Self-Hosting a Podcast: 2.5 Years Later

It’s been 2.5 years since I started working on a podcast and decided to self-host using the Blubrry WordPress Plugin and S3. Here are my original reasons and current thinking:

  • I want the episodes to be available indefinitely, even if I stop making new ones“: This worked out great since I took a break for 2 years between episode 15 and 16. It would have felt bad paying a bill for something I wasn’t actively doing.
  • I don’t want to pay for just hosting“: The key is “just hosting”. I think there are potentially a lot of things I (as an amateur podcaster) might like to pay for, but I didn’t see anyone offering something I cared about.
  • I don’t care about analytics“: This is the main downside to self-hosting. I rolled my own analytics, but I’m not 100% sure they are correct. The problem is that to get anyone else to do your analytics, you have to send listeners to their URLs, which I am unwilling to do—partly because of the privacy leakage, but mostly because I value my URLs too much. I haven’t found this, but I’d like service I could upload weblogs to and get useful podcast-oriented analytics from.
  • “I have the skills and desire to learn how to self-host“: I don’t think you should self-host unless this is true for you.

Two years later, I can say that my system is easy to use and never requires any intervention to keep running. I never think about the reliability of S3 or Blubrry. My analytics scripts have needed tweaking, but that has mostly settled down.

Triangle Estimates

I estimate using time, not points.

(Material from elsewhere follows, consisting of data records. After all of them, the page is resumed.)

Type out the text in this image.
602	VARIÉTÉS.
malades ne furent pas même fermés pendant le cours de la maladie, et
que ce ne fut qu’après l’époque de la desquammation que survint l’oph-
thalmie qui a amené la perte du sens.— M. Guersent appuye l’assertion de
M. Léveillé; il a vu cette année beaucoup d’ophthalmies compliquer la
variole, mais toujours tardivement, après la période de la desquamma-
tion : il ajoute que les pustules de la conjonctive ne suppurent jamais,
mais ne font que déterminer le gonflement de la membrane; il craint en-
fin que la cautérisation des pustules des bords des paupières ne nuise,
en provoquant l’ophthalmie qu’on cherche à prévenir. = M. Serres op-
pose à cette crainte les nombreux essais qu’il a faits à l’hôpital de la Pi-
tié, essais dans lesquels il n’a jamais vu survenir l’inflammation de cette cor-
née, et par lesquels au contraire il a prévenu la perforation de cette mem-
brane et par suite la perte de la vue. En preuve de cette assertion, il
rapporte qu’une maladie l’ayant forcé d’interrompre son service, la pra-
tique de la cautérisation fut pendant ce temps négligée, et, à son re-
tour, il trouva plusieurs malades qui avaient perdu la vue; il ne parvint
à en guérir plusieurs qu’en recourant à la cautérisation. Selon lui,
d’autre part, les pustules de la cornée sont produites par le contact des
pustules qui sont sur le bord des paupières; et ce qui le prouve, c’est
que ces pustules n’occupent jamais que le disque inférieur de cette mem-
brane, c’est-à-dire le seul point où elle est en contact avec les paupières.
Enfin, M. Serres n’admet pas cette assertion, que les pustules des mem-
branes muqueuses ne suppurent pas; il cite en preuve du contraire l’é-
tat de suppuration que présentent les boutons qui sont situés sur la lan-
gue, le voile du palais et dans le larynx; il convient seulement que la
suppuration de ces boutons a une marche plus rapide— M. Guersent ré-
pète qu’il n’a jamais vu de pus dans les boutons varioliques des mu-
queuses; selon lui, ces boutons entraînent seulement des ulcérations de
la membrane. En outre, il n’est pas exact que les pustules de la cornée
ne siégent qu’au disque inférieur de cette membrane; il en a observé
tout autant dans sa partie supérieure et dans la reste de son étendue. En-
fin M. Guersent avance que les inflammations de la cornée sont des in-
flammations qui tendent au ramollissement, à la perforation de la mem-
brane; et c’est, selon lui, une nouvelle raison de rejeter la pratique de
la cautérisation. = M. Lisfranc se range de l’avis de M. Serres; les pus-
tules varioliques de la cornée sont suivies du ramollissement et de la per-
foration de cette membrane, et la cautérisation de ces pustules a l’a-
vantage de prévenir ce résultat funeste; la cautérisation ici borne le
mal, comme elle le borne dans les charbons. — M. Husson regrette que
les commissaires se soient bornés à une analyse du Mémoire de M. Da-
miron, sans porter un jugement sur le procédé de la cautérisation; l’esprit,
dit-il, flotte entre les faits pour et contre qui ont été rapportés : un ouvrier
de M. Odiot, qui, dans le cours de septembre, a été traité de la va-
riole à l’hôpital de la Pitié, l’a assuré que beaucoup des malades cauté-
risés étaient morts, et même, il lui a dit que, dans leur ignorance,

I do this even though I have mostly worked on product development teams inside of companies and not as a contractor for clients.

But, estimation on product development is not as high-stakes an activity as it is if you are billing based on it. The judgement of a successful product development project is based on whether it moves some business needle, not whether it was under budget. The margin on successful product development dwarfs reasonable overruns. There is also a lot of appetite for risk, where we know that we’ll win some and lose some.

That’s not true if the work is for clients. If they pay by the hour, they expect the estimate to be accurate. But there are very few (if any) big software projects that can be accurately estimated. When you’re wrong, you either have to eat it or have a very difficult conversation.

I don’t have a good answer, but I would start with triangle (or three-point) estimates. To use them, you estimate a most-likely estimate and then a best and worst case on either side. The three numbers describe a distribution (see the wikipedia page for how to combine them). The result is an estimate with a error range and a confidence interval. I would recommend sharing that instead of a single number.

The only task management system that I have seen that offers this option is DevStride, which carries three-point estimates throughout its system.

More Page-o-Mat Updates

I am working on making some books for Amazon KDP using Page-o-Mat, so that’s driving feature development right now.

I decided to create cover art using vector drawings, so I added the ability to add a list of drawing objects to a page. I currently support rectangles, ellipses, lines, text, and QR codes. Each object has keys to set stroke, fill, alpha, and other parameters.

A cover in KDP needs to be big enough to support the trim, bleed, and spine, so it ends up that page size is an arbitrary number. I had only supported standard sizes, like A5, Letter, etc. Now Page-o-Mat supports custom sizes and orientation.

I uploaded some books to KDP today. When they are approved, I’ll announce them here.